The 77-year-old sultan, who took power in a British-backed coup in 1970, does not look well. He is said to be suffering from cancer and looked quite frail sitting next to the robust Netanyahu. Everyone knows he is at the end of his reign, and with no heir, succession is not entirely clear. Oman’s new leader—whoever that may be—will need U.S. political and diplomatic backing when Qaboos dies to bolster the country’s stability at a critical moment. Under ordinary circumstances that support would be forthcoming, but given the conflicts and forces—both internal and external—buffeting the Gulf, there are no guarantees. Oman’s role in the region as discreet interlocutor and broker of deals makes Muscat important beyond its size and resources, but it is also vulnerable. The Omanis sit between Iran, Saudi Arabia, the United Arab Emirates, and Yemen. If the sultan or his successor cannot maintain the balance among these countries, Oman may well get sucked into conflicts its leadership has sought to avoid.

SAUDI ARABIA

That’s a tweet from young Saudi prince Nawaf bin Faisal, purporting to show recent photographs of his uncles, Muhammad bin Fahd, Sulayman bin Fahd, and Abdulaziz bin Fahd. There’s only one curiosity here, which is that Abdulaziz bin Fahd is supposed to be dead. There were copious rumors during Mohammad bin Salman’s “anti-corruption crackdown” last year that Abdulaziz was killed in a confrontation with Saudi police. The Saudis denied this, but he seemed conspicuously to have disappeared from public view. These photos would seem to suggest that he was detained rather than killed, and that the Saudis, in the wake of the Jamal Khashoggi murder, very much want everybody out there to know that he’s alive and (more or less) well.
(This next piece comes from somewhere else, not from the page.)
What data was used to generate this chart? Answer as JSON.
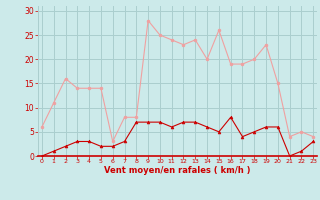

Unfortunately, 12 Saudi Shiʿa activists who were sentenced to death in 2016 on espionage charges (in a sham trial, naturally) are unlikely to be as fortunate as Abdulaziz bin Fahd. Amnesty International says that they’ve been transferred into the custody of the Saudi Presidency of State Security and their executions could be “imminent.”

IRAN

Some Iranians are apparently taking their frustrations over the country’s cratering economy to social media, with some harsh criticisms of Iran’s socioeconomic elite. The criticisms have even been directed at wealthy clerics, which is certainly out of the ordinary for Iran. Popular anger has forced the Iranian government to take a stronger line against corruption, but inequality is still rampant and clearly a source of frustration.

State Department Iran envoy Brian Hook explained the Trump administration’s decision to issue multiple oil sanctions waivers on Monday as borne out of a desire to gradually reduce Iran’s oil sales to zero so as not to cause a spike in the price of oil. Oil prices have dropped a bit from the ~$85/barrel level they hit in October, mostly due to increased US production.